Ratings, and rating displays, have long been a source of high engagement for competitive Scrabble players; it follows that people are keen to find out how they went and to benchmark themselves against others.
And, whilst things like word lists change periodically, the ratings system used by WESPA has stayed relatively stable.
Aardvark became official for WESPA on May 28, 2012. In the original statement on the WESPA website, “With the upgrade of Aardvark to take into account the new ratings having been previewed last week, many people have noticed that the ratings on the site have changed...The result of this is a stabler, fairer ratings system, and one that has increased the capacity and lifespan of the original WESPA ratings system through a number of smaller fixes and changes.”
Aside from a minor visual display change when the WESPA website underwent an update, the format and display of Aardvark’s ratings has remained unchanged.

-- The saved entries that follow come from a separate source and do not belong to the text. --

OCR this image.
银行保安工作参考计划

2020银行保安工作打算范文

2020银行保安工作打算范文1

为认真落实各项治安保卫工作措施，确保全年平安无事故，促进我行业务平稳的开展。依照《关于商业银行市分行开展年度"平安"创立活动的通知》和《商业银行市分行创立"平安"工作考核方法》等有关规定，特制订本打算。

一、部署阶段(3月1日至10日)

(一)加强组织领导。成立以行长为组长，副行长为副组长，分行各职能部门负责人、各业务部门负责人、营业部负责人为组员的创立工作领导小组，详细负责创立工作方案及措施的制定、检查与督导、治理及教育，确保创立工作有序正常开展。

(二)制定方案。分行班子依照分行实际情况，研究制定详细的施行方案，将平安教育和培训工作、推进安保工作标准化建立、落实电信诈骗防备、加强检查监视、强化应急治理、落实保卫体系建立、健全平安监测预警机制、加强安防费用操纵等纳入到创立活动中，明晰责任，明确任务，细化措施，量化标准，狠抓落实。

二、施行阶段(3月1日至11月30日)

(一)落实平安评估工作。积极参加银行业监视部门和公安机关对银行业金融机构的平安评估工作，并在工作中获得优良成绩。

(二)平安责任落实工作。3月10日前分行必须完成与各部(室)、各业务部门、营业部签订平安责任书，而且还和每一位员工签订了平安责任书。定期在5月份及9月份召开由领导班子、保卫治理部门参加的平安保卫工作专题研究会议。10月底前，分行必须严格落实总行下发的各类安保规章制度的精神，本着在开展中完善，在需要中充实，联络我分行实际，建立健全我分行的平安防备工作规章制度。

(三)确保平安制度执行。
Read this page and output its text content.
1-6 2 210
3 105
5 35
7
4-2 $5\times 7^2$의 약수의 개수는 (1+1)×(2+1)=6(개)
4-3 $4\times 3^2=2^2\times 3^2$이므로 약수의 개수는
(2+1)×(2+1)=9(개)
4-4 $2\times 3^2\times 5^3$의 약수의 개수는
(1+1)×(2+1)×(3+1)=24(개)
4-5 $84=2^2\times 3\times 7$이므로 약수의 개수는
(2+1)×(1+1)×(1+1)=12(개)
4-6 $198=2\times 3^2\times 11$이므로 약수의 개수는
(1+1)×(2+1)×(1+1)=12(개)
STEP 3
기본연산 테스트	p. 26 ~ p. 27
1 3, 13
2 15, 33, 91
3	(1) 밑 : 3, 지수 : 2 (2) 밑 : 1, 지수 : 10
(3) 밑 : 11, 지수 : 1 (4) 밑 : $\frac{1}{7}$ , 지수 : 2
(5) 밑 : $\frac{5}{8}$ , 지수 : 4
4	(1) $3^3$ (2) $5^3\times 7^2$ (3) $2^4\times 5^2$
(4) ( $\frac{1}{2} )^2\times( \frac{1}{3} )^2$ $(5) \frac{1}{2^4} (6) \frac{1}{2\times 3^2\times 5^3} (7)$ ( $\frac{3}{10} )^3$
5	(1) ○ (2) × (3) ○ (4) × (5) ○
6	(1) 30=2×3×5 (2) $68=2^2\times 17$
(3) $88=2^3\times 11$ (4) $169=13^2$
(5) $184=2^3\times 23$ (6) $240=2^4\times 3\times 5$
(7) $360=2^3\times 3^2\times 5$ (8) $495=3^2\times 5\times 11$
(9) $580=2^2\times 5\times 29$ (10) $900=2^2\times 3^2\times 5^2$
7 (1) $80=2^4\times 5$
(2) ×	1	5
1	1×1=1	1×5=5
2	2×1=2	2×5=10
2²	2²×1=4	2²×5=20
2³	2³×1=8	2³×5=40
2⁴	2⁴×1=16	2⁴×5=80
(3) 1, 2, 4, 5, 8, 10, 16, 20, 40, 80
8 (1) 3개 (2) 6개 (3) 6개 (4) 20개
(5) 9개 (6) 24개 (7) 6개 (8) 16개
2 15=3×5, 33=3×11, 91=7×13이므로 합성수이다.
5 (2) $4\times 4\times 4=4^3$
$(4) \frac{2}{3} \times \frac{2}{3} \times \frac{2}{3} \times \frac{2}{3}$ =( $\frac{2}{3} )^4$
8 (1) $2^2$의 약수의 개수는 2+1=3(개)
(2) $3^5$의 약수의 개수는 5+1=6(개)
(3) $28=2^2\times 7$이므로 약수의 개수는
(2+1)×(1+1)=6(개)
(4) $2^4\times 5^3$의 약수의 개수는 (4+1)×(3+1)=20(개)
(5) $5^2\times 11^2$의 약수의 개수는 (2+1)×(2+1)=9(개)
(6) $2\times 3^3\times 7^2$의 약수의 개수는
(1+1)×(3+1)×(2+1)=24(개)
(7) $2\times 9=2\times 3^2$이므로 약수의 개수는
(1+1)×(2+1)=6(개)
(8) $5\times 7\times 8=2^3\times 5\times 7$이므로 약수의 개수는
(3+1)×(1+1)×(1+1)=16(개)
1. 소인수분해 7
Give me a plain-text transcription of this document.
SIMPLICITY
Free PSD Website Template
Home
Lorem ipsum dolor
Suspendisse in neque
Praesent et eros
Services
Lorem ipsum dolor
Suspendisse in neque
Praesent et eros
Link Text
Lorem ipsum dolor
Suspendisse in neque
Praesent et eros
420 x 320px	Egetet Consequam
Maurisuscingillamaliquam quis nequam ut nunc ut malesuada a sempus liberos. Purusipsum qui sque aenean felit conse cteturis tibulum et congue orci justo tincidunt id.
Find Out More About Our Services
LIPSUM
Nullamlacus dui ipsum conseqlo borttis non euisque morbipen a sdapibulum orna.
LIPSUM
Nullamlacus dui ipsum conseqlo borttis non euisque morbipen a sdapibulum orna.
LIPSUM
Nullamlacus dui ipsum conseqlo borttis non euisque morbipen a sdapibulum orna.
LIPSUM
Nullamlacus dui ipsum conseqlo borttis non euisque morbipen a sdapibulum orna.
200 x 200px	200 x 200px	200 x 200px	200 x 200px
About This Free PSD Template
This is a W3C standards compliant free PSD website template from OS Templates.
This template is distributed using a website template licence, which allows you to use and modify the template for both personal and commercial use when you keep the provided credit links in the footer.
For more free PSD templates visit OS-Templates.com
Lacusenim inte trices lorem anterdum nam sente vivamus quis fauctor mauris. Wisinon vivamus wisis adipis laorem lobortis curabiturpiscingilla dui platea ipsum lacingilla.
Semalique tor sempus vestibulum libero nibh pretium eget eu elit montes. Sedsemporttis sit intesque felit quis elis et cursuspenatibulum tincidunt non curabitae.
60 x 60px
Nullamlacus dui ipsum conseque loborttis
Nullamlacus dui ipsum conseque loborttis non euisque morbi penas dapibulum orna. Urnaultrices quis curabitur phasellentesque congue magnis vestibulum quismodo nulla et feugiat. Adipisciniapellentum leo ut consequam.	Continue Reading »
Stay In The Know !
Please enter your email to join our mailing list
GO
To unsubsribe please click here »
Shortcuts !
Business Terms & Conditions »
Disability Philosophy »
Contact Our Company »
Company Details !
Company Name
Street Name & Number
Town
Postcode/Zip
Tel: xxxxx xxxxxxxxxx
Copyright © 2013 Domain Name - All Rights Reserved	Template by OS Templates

In 2019, that is all about to change.
Work has commenced in the background by Chris Lipe and Joshua Castellano (with assistance from Yong Jian Rong) to give Aardvark a new look.
Chris would be familiar to many as the head of WESPA’s Tournament and Rating Committee as well as the 2014 WSC Runner Up - he has both worked as a software developer working on database-backed web applications for many years, and am co-developer of xerafin.net, a popular web-based study tool.
Joshua Castellano has spent two summers interning at Leidos doing front-end and back-end web development, and is the creator of randomracer.com, a site that aggregates annotated cross-tables games into statistics, self-documented mistakes, leaderboards, and notable games.
TRC Chair Chris Lipe
Joshua Castellano
So… why the need for change?
The best place to start is how all the results are processed: As Chris Lipe notes “Right now the ratings pages are generated by processing text files on the server - with (at the time of writing) over 700 WESPA tournaments in the system, it takes a good deal of time to process that many text files to display a player's rating history. And the processing gets done over again each time someone looks at any page in Aardvark.”
What should be an easy thing, like changing a name, becomes extremely burdensome as each text file needs to be updated.
This isn't to say the people who created Aardvark did a bad job as Chris Lipe elaborates: “it's an ingenious tool, but web technology has progressed over the years and a lot of these issues can be addressed by updating the way that the tournament and player data is processed and stored behind the scenes.”
“The main behind the scenes change is to take the tournament results which are today stored in text files, one file per tournament, and load it into a SQL database. This allows much faster access, and allows us to structure the data in a more logical way. Something like a name change would require changing it in one place rather than each tournament a player competed in, for example.”
This sort of work is something that cannot be done overnight and the expected timeline would see completion later in 2019.
Already, data migration for every WESPA rated event since 1993 has been completed. There are some tournaments (approximately a handful) where the data received is corrupted and needs to be fixed or skipped. Over 30 duplicate names have been identified and will be dealt with prior to implementation in the new system.
A clean up of the archives will help ensure that when a player views their performance data (or that of other players) that there is a maintained integrity to what is displayed.
We end this article with these words from Chris Lipe which are a portent of the exciting opportunities these changes will potentially allow.
“The initial aim of the project is to migrate the existing tournament data files into a database, and rewrite the current reports in Aardvark so they use the data from that database. This will make things easier to administer, and hopefully improve performance, but the really exciting part is what capabilities we'll be able to add in the future. With the new database-backed infrastructure, we would have the ability to do things like set up a service for directors to validate the names in their data file before submission; calculate ratings on the server automatically, instantly; allow users to upload annotated games and link them to tournament results (like on cross-tables), and probably more cool features we haven't even thought of.”